Many states, including Oregon, Kansas, and Alabama, are adopting new regulations to give consumers some help.
Oregon, for example, has new rules on how to appeal a denial on a long-term care insurance claim. Previously, the only way to appeal a decision was in court, an arduous process for a person who may be elderly, sick and in a nursing home.
Cheryl Martinis, with the state’s consumer services department, says Oregon set up a new appeals process to determine when claims are wrongfully denied.
“In the past with long-term care insurance, consumers haven’t had the same rights that they have had with other health insurance,” Martinis explains, “and that is to have an undisputed claim paid within 30 days, and so now that is a right in Oregon. And also, we haven’t had an appeals process in the past, and now we do.”
Jim Chenoweth had to call on the Oregon insurance commissioner’s office recently to get a claim paid. Chenoweth, 81, decided to get long-term care insurance a few years ago after he had spent time caring for his ailing wife.
“I didn’t want to have my kids or anyone else take care of me,” says Chenoweth, who estimates he’s paid about $30,000 in premiums.
After Chenoweth had a couple of falls, his daughter, Joyce Chenoweth hired a woman to come in to help him shower, but when they tried to make a claim, their insurance company gave them the run-around. She says both she and her father got very frustrated.
“They kept messing around with me,” Joyce Chenoweth says. “They said, ‘I’ll do this, I’ll do this, I’ll do this,’ and they never did anything.”
Jim Chenoweth also had his share of calls to the insurer. “They kept passing the buck back and forth, back and forth,” he says. “I got upset, my daughter got upset and we finally got a hold of the insurance commission and then they started getting it together.”
The whole process was long and confusing, says Joyce Chenoweth. “I just don’t know how older people can figure this stuff out, when it took me months and months and months.”
Last year, the Oregon Insurance Division estimates it fielded about 100 complaints about long-term care insurance.

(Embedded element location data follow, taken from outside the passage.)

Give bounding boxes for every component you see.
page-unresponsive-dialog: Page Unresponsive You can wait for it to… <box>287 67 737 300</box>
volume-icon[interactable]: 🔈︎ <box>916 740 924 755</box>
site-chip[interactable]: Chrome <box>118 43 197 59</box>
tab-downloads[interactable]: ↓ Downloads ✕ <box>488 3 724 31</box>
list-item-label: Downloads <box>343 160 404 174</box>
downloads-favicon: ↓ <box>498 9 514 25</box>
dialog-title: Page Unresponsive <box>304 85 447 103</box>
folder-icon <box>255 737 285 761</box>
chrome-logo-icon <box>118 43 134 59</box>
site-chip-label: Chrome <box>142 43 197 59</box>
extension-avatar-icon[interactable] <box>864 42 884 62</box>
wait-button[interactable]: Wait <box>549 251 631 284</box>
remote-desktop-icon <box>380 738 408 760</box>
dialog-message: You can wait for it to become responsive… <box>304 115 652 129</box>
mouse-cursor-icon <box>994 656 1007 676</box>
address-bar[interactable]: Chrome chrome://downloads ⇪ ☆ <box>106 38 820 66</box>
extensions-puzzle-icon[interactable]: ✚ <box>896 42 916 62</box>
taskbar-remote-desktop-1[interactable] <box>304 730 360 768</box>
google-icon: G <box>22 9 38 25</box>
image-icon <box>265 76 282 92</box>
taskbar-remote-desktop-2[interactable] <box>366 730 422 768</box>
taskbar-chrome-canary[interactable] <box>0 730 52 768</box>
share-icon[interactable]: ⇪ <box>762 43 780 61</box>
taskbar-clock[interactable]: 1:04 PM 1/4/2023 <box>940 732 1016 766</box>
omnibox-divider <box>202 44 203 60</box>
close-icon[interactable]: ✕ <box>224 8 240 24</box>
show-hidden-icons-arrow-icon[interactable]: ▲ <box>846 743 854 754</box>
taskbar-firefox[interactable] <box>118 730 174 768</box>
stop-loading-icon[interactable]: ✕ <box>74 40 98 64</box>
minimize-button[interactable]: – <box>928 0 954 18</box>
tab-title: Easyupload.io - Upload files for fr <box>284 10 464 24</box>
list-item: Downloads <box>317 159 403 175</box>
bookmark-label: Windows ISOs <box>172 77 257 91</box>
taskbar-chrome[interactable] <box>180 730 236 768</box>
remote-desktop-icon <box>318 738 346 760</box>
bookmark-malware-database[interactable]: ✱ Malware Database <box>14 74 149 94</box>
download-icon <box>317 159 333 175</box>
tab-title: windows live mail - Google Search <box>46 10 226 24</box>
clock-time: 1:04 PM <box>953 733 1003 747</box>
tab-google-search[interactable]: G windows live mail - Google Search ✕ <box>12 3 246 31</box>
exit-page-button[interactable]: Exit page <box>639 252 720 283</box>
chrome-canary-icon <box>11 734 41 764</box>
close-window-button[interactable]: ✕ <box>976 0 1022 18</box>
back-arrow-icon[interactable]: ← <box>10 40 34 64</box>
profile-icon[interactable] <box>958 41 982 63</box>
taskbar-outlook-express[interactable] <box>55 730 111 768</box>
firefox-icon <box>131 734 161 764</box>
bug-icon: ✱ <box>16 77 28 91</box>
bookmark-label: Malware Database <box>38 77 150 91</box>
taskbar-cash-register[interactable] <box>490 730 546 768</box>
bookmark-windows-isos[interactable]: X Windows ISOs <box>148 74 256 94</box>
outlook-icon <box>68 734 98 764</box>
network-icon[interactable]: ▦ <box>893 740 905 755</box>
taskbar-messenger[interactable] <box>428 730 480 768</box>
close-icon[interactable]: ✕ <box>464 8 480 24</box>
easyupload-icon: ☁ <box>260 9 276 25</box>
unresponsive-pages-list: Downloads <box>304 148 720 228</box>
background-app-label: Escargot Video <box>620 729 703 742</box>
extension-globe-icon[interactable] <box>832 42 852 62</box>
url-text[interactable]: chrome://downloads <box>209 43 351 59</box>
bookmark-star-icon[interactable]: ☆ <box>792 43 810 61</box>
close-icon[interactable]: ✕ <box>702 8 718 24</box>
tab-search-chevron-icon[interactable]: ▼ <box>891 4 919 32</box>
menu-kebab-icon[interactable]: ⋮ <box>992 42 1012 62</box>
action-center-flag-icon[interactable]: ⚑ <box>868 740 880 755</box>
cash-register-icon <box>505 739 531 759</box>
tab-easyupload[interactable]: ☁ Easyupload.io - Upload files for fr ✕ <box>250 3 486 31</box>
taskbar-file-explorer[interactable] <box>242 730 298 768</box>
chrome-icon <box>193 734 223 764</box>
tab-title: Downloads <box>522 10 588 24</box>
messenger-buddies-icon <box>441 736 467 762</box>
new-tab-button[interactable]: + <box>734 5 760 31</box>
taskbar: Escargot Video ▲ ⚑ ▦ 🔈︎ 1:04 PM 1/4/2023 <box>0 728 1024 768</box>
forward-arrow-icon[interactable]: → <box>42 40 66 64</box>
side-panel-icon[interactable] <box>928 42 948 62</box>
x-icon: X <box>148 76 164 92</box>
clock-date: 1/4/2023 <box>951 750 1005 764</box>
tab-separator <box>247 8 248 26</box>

Sue Lefferts, who works at the Oregon Insurance Division call center as a consumer advocate, helps people negotiate with their insurance companies and navigate the new appeals process. Some of the more common complaints she says, are that insurance companies don’t think claimants are sufficiently incapacitated to need help, or that the person hasn’t filed the right paperwork.
“We are seeing more and more people who are making claims under these policies and so it’s kind of brought to the forefront,” Lefferts says.
And the problem isn’t just in Oregon. The National Association of Insurance Commissioners has come up with model legislation for the states.
“We do have problems with companies that sometimes delay payment. They lose the paperwork,” says Sandy Praeger, the association’s chairwoman and the insurance commissioner for Kansas. “But I think that’s what state departments of insurance are there for and that’s to help people get the benefits they’re entitled to.”
But those benefits are outlined in consumer contracts, say the insurance companies. And the fine print has to be adhered to.
“Often individuals submit incomplete paperwork. Or they don’t read their policy or talk to the insurance company to find out exactly what’s qualified for a qualified claim,” says Jesse Slome, with the American Association for Long-Term Care Insurance.
For example, he says, he recently talked to a woman whose mother moved into a care facility that wasn’t licensed by the state. But she liked the home and didn’t move — so the insurance company didn’t pay.
“If you make an exception for one person, you then have set precedents, and you have to make the exception for everybody, who says, ‘Listen, I’ve decided I want my care on a cruise line. And so now, pay up,'” Slome says.